Surprisingly, 15-20% of the population has a language-based learning disability and over 65% of those are deficits in reading. Often, these go undiagnosed as students, parents, and teachers simply think the child is not a good reader, is lazy, or is disinterested. Thankfully, the International Dyslexia Association sponsors an annual Dyslexia Awareness Month in October aimed to expand comprehension of this little-understood language-based learning condition.

What is Dyslexia?

Dyslexia is a condition that affects people of all ages, male and female equally, and causes them to mix up letters and words they read making what for most is a joy-filled act challenging and frustrating.

“Dyslexia refers to a cluster of symptoms, that result in people having difficulties with specific language skills, particularly reading.

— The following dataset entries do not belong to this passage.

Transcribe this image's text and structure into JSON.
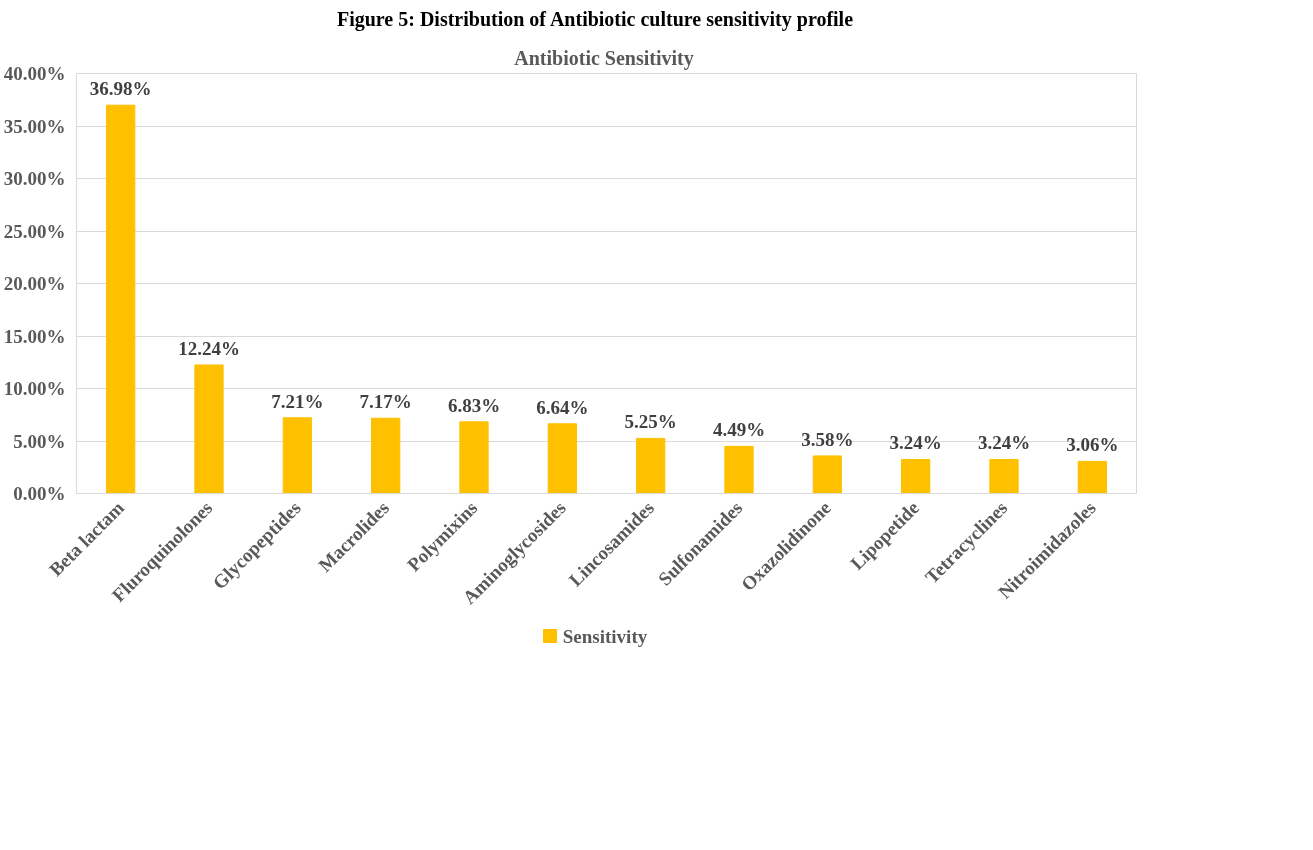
{
  "chart_data": {
    "type": "bar",
    "title": "Antibiotic  Sensitivity",
    "subtitle": "Figure 5: Distribution of Antibiotic culture sensitivity profile",
    "categories": [
      "Beta lactam",
      "Fluroquinolones",
      "Glycopeptides",
      "Macrolides",
      "Polymixins",
      "Aminoglycosides",
      "Lincosamides",
      "Sulfonamides",
      "Oxazolidinone",
      "Lipopetide",
      "Tetracyclines",
      "Nitroimidazoles"
    ],
    "series": [
      {
        "name": "Sensitivity",
        "color": "#ffc000",
        "values": [
          36.98,
          12.24,
          7.21,
          7.17,
          6.83,
          6.64,
          5.25,
          4.49,
          3.58,
          3.24,
          3.24,
          3.06
        ]
      }
    ],
    "value_labels": [
      "36.98%",
      "12.24%",
      "7.21%",
      "7.17%",
      "6.83%",
      "6.64%",
      "5.25%",
      "4.49%",
      "3.58%",
      "3.24%",
      "3.24%",
      "3.06%"
    ],
    "ylim": [
      0,
      40
    ],
    "yticks": [
      {
        "value": 0,
        "label": "0.00%"
      },
      {
        "value": 5,
        "label": "5.00%"
      },
      {
        "value": 10,
        "label": "10.00%"
      },
      {
        "value": 15,
        "label": "15.00%"
      },
      {
        "value": 20,
        "label": "20.00%"
      },
      {
        "value": 25,
        "label": "25.00%"
      },
      {
        "value": 30,
        "label": "30.00%"
      },
      {
        "value": 35,
        "label": "35.00%"
      },
      {
        "value": 40,
        "label": "40.00%"
      }
    ],
    "grid": "y",
    "legend": "bottom"
  }
}
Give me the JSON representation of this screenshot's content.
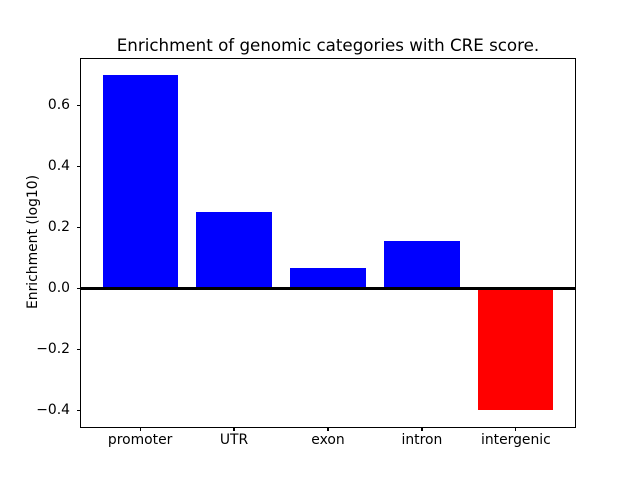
{
  "figure": {
    "background_color": "#ffffff",
    "title": "Enrichment of genomic categories with CRE score."
  },
  "chart_data": {
    "type": "bar",
    "title": "Enrichment of genomic categories with CRE score.",
    "xlabel": "",
    "ylabel": "Enrichment (log10)",
    "categories": [
      "promoter",
      "UTR",
      "exon",
      "intron",
      "intergenic"
    ],
    "values": [
      0.7,
      0.25,
      0.068,
      0.157,
      -0.4
    ],
    "bar_colors": [
      "#0000ff",
      "#0000ff",
      "#0000ff",
      "#0000ff",
      "#ff0000"
    ],
    "positive_color": "#0000ff",
    "negative_color": "#ff0000",
    "yticks": [
      0.6,
      0.4,
      0.2,
      0.0,
      -0.2,
      -0.4
    ],
    "ytick_labels": [
      "0.6",
      "0.4",
      "0.2",
      "0.0",
      "−0.2",
      "−0.4"
    ],
    "ylim": [
      -0.455,
      0.757
    ],
    "xlim": [
      -0.64,
      4.64
    ],
    "bar_width": 0.8,
    "zero_line": {
      "y": 0.0,
      "color": "#000000"
    },
    "axis_color": "#000000",
    "grid": false,
    "legend": "none"
  }
}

Students with dyslexia often experience difficulties with both oral and written language skills. … It is referred to as a learning disability because dyslexia can make it very difficult for a student to succeed… ”

— the International Dyslexia Foundation

There is no cure for dyslexia. Individuals with this condition must instead develop coping strategies that help them work around their condition. In education, it is not uncommon to accommodate dyslexic students with special devices, additional time, varied format approaches (such as audio or video), and others. Most prominent educational testing centers (like SAT, ACT, PARC, and SBACC) make these available for most of the tests they offer.